You are correct, I should have mentioned that I was referring to VHF signals 2-13 when the FCC did the "east coast city spacing signal thinking" - in the late 40's.

When we lived up near Yosemite National Park, I had a big antenna, there was a hill between me & SF (SF was about 120 air miles away) . . . I easily got the SF VHF's (analog days) but the UHF's were only in occasionally. Yes, there was noise (the average person would have not watched it) in the SF analog pictures.
Since most SF stations ended up on UHF after DTV, got nothing from SF after DTV except Channel 8 (KSBW)in Salinas (112 air miles), perfect pictures everyday from 8 . . . Channel 8 always had a great signal in its analog then digital days, view from me and Salinas was affected alittle by hills.
I always got Sacto V's & U's,(analog & DTV).
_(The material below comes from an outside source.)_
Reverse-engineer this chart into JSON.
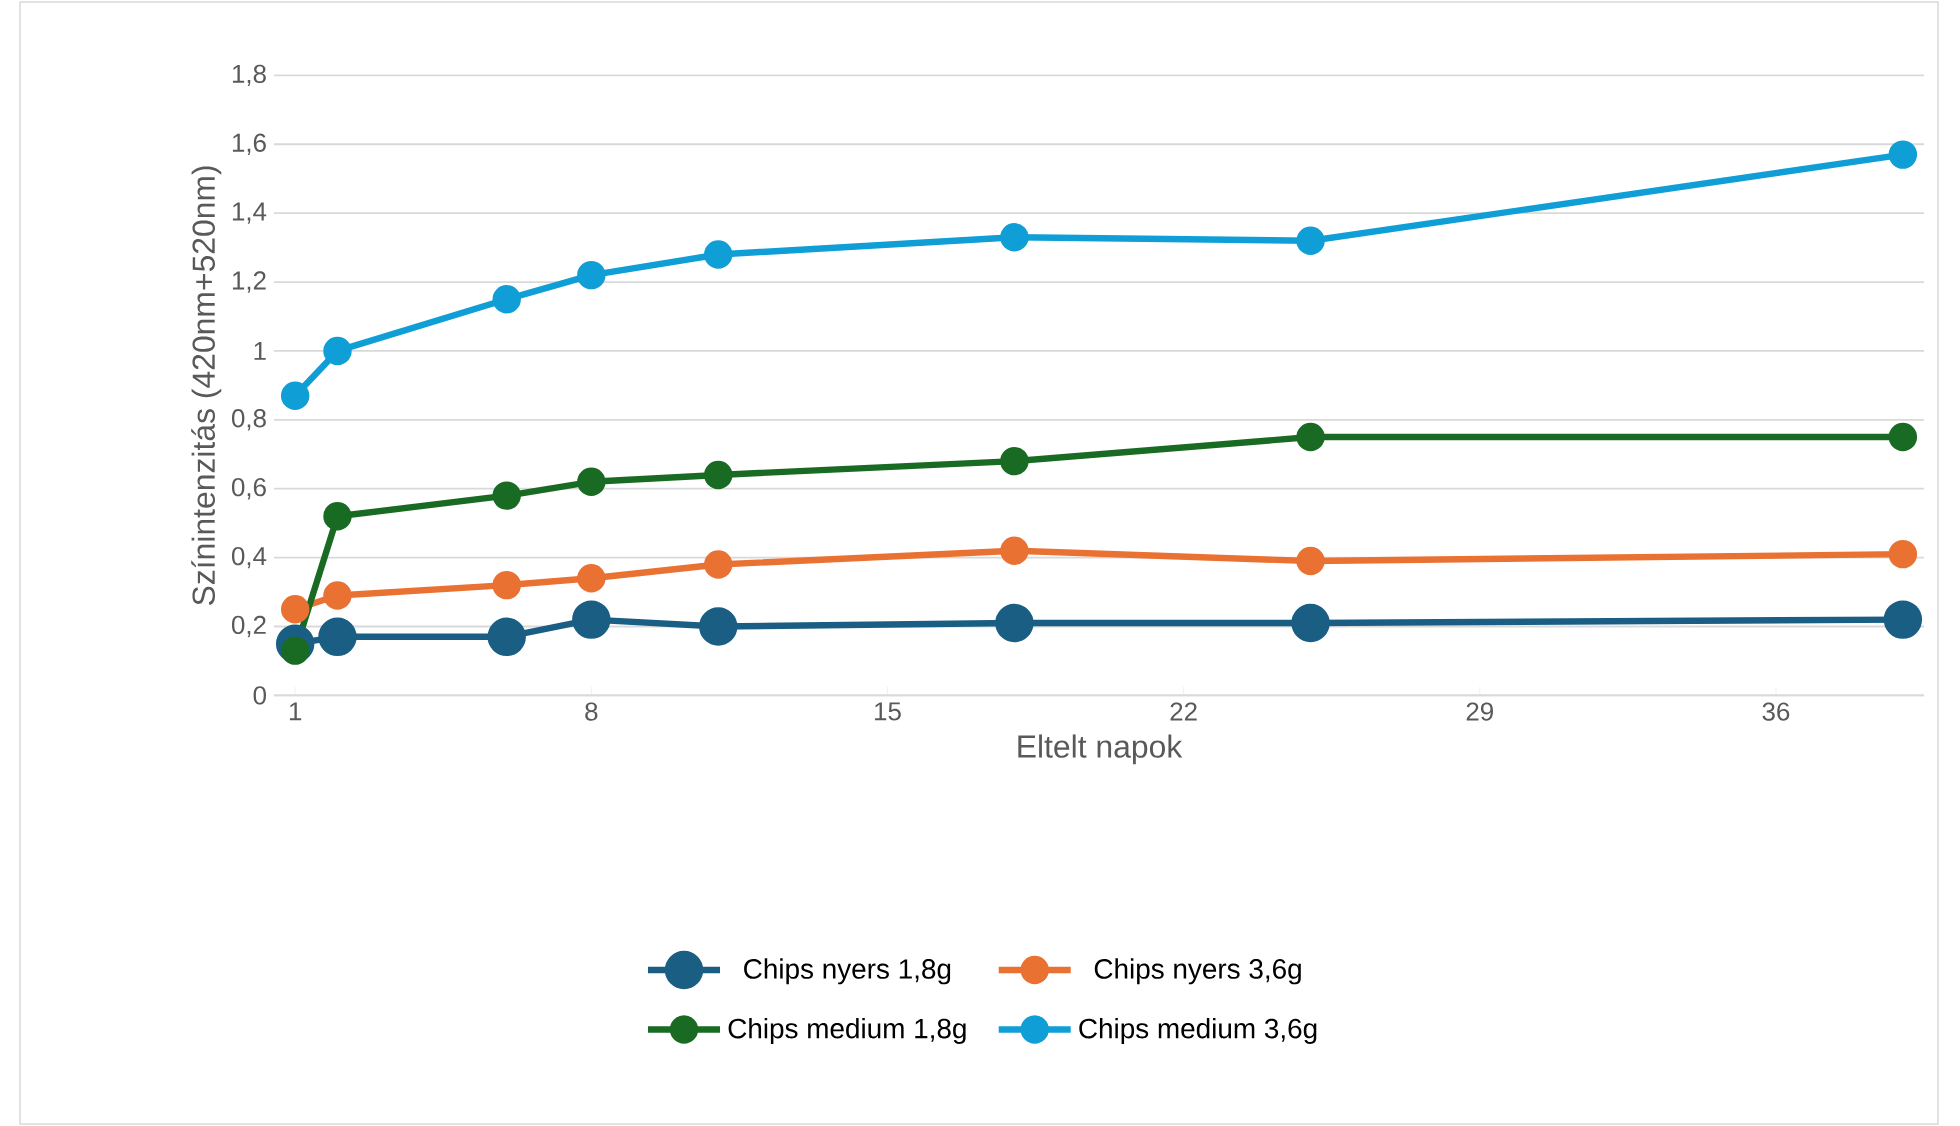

I was about 85 air miles to Sacto TV but no hill between me & Sacto, was looking down at the Central Valley in that direction so Sacto was easy.
In analog days pictures from Sacto were perfect, no noise. DTV naturally perfect and clean.

But I did get Channel 2 KNOP North Platte, NE every E-skip season . . . perfect pictures & DTV. It's a hobby.

But your right, cable next steaming.

But still in metropolitan / suburban areas an antenna works great if it is installed correctly.